En ce qui concerne les principales ligues européennes, il y a beaucoup de choses à dire. Premièrement, la perte moyenne de valeur des dix championnats est estimée à 26,5%. Si l’on prend uniquement le « Big Five » qui est composé des championnats français, espagnol, anglais, allemand et italien, on constate une perte de 26,4%. Une différence donc de 0,1% si l’on considère uniquement 5 des 10 championnats. Qu’est-ce que cela signifie ? Dans un premier temps, il va sans dire que le Big Five porte bien son nom, puisqu’il rend à lui seul les pertes de cinq championnats presque négligeables, une véritable hégémonie. Cela ne veut en aucun cas dire que les autres championnats sont mauvais, il s’agit d’une différence de médiatisation et donc de nombre de stars dans le championnat. Pour le dire autrement, les pertes sont plus ou moins identiques d’une ligue à une autre. La seule différence réside donc dans les valeurs de base de celles-ci. Par exemple, la Serie A qui est 5ème au classement du Big Five et des dix principales ligues a une valeur estimée en février de 5,72 milliards d’euros contre 1,212 milliards d’euros pour l’Eredivisie, la ligue hollandaise, 6ème au classement.
Enfin, dernier type d’entité, les vingt principaux clubs. L’équipe du Paris Saint-Germain est classée à la septième place, avec une valeur de départ de 934 millions d’euros. Selon le pire scénario, cette valeur passerait à 696 millions d’euros (baisse de 25,4%) et selon le meilleur, 765 millions d’euros (baisse de 18,1%). Dans ce classement, c’est le FC Barcelone qui souffre le plus de la perte de valeur. Si l’on devait y apporter un point de vue critique, on pourrait dire que ce classement pourrait être biaisé du simple fait que l’effectif d’un club à un autre est (radicalement, parfois) différent. Est-il réellement pertinent de comparer un club qui a plus de 30 joueurs à un autre qui en a près de deux fois moins ? D’autres indicateurs comme la valeur moyenne des joueurs pourraient affiner ce résultat.
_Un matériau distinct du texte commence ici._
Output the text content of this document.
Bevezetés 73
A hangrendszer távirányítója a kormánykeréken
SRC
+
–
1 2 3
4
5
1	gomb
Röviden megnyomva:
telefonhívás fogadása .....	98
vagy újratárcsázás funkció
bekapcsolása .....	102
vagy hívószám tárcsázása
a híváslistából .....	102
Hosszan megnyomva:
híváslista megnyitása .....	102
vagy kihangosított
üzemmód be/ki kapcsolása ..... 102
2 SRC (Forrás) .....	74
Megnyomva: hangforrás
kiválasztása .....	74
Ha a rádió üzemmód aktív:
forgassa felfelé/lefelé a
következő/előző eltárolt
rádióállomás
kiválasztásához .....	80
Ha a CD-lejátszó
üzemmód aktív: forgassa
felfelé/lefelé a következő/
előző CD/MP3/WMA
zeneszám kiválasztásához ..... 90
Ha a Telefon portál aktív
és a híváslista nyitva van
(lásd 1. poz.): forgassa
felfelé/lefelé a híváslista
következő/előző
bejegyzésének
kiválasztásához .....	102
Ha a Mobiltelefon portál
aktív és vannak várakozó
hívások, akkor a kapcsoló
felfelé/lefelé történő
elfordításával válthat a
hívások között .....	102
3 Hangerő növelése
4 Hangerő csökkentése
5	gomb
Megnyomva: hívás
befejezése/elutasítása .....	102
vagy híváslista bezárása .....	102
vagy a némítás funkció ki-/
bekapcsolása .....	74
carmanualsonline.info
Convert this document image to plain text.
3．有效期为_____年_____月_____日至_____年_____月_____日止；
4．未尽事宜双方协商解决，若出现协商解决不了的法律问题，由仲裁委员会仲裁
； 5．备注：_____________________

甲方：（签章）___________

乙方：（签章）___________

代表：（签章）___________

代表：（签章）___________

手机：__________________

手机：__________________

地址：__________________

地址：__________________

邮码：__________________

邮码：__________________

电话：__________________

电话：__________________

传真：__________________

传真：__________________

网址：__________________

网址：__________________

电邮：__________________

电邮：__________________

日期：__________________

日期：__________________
Ce qui est frappant ici c’est de voir notamment la prédominance de la Premier League par rapport aux autres. Le PSG qui est le seul club de Ligue 1 au classement s’en tire finalement plutôt bien. À noter qu’encore une fois les pertes en pourcentages sont globalement les mêmes, autour de de 25 à 26% dans le pire des cas et autour de 16 à 17% dans le meilleur. Preuve donc que la crise sanitaire touche absolument tout le monde et ce dans des proportions inédites.
Ce qu’il faut retenir de cette étude : les clubs de football professionnels vont subir de lourdes pertes. Cela reste à mettre en perspective puisque tous n’ont pas les mêmes moyens. Bonne nouvelle du côté du club de la capitale, il s’agit selon les chiffres d’un des clubs qui s’en sort le mieux, notamment grâce à la forte valorisation de son effectif. Preuve en est que sans le Paris Saint-Germain, la Ligue 1 aurait littéralement coulé mais figurerait très certainement dans le top 10 des principaux championnats.
Les temps à venir vont être durs pour le monde du football, mais les rouge et bleu devraient s’en sortir.